‘China exploiting Latin American appetite for infrastructure’

Beijing, Mar 27 (EFE).- China is exploiting the infrastructural needs of the Latin American countries to poach on Taiwan’s diplomatic allies, an expert has said, after Honduras severed bilateral ties with Taipei in favor of Beijing.

Charles Wu, who teaches diplomacy at the National Chengchi University, infrastructural needs were forcing Latin American countries like Nicaragua and Honduras to defect to China.

The diplomacy teacher was quoted by the official Central News Agency (CNA) as saying that China’s infrastructure assistance programs were alluring to nations that need support but cannot pay back their debts in the short run.

It enabled “Beijing to steal diplomatic allies away from Taiwan,” Wu said.

However, he warned that while China’s aide may seem more attractive on the surface than that offered by other partners, China’s strategic considerations might actually harm the country in the long run.

“Once the debt no longer benefits China, the infrastructure being handled by Beijing in nations it is assisting may come to a stop, leaving them to shoulder the burden on their own,” he said.

Su Tzu-yun, a research fellow at the Taiwan government-funded Institute for National Defense and Security Research, said the Honduran decision would affect the United States, which is losing its influence in the region.

He told CNA that newly established ties between Honduras and China could further the trend of the US slowly losing its influence in its own “backyard.”

Su said the US would be forced to speed up its plans to invest in the region to retain its influence in Latin America.

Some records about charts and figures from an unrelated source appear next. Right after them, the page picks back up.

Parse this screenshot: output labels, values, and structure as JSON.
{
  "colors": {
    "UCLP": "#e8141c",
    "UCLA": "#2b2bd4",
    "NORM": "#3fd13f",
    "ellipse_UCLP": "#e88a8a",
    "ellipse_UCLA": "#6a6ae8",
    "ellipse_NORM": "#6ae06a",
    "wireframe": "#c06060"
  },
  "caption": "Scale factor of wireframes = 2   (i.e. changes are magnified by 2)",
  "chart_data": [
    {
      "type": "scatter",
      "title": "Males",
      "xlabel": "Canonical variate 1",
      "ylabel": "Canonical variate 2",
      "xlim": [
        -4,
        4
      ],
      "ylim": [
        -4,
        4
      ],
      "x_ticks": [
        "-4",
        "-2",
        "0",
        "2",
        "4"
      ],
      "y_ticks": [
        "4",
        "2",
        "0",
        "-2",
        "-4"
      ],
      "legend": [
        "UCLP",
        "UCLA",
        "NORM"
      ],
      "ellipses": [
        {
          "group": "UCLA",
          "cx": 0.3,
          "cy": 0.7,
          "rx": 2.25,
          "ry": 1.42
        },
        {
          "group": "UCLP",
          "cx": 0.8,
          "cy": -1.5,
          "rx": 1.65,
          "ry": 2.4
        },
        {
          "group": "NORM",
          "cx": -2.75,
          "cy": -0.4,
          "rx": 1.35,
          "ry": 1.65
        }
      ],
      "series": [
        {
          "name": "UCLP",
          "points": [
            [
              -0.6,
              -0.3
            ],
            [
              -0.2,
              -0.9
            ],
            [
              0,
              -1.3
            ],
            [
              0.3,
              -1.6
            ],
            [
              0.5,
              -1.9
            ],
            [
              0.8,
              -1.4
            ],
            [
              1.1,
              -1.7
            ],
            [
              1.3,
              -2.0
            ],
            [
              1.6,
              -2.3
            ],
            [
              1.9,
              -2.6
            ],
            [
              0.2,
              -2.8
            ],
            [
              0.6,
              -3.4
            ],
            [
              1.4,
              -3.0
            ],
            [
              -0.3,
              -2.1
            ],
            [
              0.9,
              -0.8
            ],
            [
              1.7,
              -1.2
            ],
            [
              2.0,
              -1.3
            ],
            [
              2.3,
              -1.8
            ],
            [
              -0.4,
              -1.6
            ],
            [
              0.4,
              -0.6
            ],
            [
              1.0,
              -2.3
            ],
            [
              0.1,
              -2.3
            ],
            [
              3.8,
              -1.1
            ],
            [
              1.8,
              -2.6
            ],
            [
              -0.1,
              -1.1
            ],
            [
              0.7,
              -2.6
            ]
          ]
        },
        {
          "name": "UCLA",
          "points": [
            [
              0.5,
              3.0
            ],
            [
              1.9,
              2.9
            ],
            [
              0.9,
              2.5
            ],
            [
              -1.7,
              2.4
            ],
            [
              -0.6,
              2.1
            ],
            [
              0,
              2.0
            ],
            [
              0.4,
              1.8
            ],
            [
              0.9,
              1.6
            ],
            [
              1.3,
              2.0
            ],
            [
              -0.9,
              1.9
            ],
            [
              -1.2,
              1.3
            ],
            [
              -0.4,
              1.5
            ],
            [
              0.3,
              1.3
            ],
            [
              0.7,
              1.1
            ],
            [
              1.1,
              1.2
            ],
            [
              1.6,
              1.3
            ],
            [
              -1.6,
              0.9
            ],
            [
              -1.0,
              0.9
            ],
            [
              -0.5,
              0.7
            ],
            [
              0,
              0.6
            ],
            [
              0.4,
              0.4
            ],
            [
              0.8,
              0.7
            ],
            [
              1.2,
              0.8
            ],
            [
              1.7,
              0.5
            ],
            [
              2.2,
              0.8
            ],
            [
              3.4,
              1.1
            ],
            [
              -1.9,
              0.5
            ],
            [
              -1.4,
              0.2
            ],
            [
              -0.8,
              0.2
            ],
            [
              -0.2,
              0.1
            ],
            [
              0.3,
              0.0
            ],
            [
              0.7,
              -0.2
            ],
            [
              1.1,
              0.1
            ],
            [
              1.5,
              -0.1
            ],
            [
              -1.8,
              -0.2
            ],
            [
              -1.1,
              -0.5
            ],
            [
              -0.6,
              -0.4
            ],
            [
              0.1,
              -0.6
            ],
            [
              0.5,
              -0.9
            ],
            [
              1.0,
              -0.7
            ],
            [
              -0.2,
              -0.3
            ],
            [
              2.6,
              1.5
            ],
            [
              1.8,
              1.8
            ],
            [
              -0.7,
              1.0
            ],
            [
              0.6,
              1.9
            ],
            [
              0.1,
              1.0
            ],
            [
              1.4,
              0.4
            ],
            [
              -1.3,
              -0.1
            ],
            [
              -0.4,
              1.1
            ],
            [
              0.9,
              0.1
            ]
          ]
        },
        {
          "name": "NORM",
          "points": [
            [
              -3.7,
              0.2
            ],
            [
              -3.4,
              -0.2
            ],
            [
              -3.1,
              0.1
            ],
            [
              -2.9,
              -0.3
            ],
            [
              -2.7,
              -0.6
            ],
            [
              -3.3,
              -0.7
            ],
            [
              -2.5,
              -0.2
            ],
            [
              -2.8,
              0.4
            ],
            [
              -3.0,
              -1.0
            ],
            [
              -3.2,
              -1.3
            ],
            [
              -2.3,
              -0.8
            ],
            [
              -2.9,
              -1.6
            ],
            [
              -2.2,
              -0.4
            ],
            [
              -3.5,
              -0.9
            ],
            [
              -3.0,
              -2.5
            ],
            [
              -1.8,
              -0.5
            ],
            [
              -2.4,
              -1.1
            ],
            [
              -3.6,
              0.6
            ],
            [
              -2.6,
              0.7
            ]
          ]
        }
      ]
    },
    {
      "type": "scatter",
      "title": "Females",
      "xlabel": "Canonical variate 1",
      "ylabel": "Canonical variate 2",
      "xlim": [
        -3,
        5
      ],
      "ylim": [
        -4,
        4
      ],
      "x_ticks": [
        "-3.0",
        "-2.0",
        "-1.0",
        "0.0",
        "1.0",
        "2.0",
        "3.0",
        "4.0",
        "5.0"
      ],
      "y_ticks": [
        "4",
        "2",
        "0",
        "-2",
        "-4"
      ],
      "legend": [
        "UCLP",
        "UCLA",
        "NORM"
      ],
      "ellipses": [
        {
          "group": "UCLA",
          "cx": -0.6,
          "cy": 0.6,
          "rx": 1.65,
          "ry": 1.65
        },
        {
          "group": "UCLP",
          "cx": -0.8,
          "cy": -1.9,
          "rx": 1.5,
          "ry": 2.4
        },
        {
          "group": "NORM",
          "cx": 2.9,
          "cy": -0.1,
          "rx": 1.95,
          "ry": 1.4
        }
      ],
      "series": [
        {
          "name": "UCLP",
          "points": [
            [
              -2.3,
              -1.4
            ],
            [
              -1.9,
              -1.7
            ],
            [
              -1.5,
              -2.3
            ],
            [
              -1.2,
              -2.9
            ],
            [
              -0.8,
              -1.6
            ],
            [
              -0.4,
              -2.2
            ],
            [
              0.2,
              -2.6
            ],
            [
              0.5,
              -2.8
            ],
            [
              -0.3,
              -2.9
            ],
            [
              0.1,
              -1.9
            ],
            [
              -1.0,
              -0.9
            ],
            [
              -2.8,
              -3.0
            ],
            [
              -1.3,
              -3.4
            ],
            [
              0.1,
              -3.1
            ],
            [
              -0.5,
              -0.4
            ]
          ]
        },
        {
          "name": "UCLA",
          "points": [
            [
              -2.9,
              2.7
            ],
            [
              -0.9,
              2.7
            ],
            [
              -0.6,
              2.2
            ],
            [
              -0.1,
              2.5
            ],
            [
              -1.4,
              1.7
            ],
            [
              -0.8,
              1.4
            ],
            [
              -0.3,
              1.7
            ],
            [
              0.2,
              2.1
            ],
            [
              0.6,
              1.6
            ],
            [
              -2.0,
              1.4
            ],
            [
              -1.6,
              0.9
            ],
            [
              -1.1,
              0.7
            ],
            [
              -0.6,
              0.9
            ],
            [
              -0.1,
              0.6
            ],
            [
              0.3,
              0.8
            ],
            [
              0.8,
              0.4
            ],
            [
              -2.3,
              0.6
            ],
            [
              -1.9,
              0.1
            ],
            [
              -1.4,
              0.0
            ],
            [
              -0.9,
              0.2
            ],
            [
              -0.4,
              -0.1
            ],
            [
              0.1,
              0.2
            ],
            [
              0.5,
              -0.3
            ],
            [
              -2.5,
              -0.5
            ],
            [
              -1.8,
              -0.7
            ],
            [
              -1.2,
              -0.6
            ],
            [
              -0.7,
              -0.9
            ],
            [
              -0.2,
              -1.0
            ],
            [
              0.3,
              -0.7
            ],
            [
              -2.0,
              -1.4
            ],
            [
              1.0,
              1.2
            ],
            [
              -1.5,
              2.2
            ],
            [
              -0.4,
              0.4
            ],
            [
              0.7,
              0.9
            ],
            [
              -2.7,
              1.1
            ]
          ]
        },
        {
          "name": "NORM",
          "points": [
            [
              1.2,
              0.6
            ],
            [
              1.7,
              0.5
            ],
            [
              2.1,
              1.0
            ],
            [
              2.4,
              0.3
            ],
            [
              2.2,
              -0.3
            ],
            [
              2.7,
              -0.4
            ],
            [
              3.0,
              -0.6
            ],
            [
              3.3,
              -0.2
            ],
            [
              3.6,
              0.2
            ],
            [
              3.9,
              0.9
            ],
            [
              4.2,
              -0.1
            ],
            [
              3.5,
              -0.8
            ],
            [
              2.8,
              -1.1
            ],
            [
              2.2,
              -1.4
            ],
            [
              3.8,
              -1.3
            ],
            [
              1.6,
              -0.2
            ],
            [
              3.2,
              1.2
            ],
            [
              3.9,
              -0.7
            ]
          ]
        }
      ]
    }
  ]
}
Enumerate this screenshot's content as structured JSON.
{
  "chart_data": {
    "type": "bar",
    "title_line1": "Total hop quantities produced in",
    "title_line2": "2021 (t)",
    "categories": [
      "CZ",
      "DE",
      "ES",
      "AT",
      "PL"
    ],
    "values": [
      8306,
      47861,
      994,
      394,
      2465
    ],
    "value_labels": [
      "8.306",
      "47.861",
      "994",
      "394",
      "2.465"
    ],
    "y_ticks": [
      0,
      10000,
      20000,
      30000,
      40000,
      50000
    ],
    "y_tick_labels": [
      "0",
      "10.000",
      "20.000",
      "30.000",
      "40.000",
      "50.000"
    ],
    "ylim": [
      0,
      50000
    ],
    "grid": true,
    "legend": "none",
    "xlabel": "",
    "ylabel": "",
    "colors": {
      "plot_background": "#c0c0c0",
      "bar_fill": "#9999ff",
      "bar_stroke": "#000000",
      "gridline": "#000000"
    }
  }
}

Chen Shih-min, who teaches political science at National Taiwan University, said the timing of China and Honduras announcing the diplomatic ties was noteworthy since Taiwanese President Tsai Ing-wen was visiting Central America this week.

Chen said the move was an act of intimidation to hurt Taiwan’s morale.

Honduras officially cut ties with Taiwan, ending a relationship it held with Taipei since 1941, in favor of establishing diplomatic ties with China.

The announcement comes 11 days after Honduras President Xiomara Castro ordered her foreign minister to establish diplomatic relations with China to comply with her government plan.

Honduras has become the ninth country in the world, and the fifth in Latin America, to establish a diplomatic relationship with China and cut ties with Taiwan since Tsai came to power in 2016.

The severing of ties with Taiwan by Honduras would reduce to 13 the number of countries with which Taipei maintains official diplomatic relations.

Four Latin American countries, Panama, El Salvador, the Dominican Republic, and Nicaragua, broke off relations with Taiwan in recent years for China.

The countries with which Taiwan maintains diplomatic relations are Guatemala, Ciudad del Vaticano, Haiti, Paraguay, Esuatini, Tuvalu, Nauru, San Vicente and Granadinas, San Kitts and Nevis, Santa Lucia, Belice, Marshall Islands, Palau.

China considers the self-ruled island part of its territory.

Beijing says it reserves the right to use force to reunify Taiwan, even as a peaceful merger would be its first choice.

The island was the refuge of the Chinese Nationalist Party (Kuomintang) forces after losing the civil war with the Communists, who, since then, have claimed sovereignty over the territory.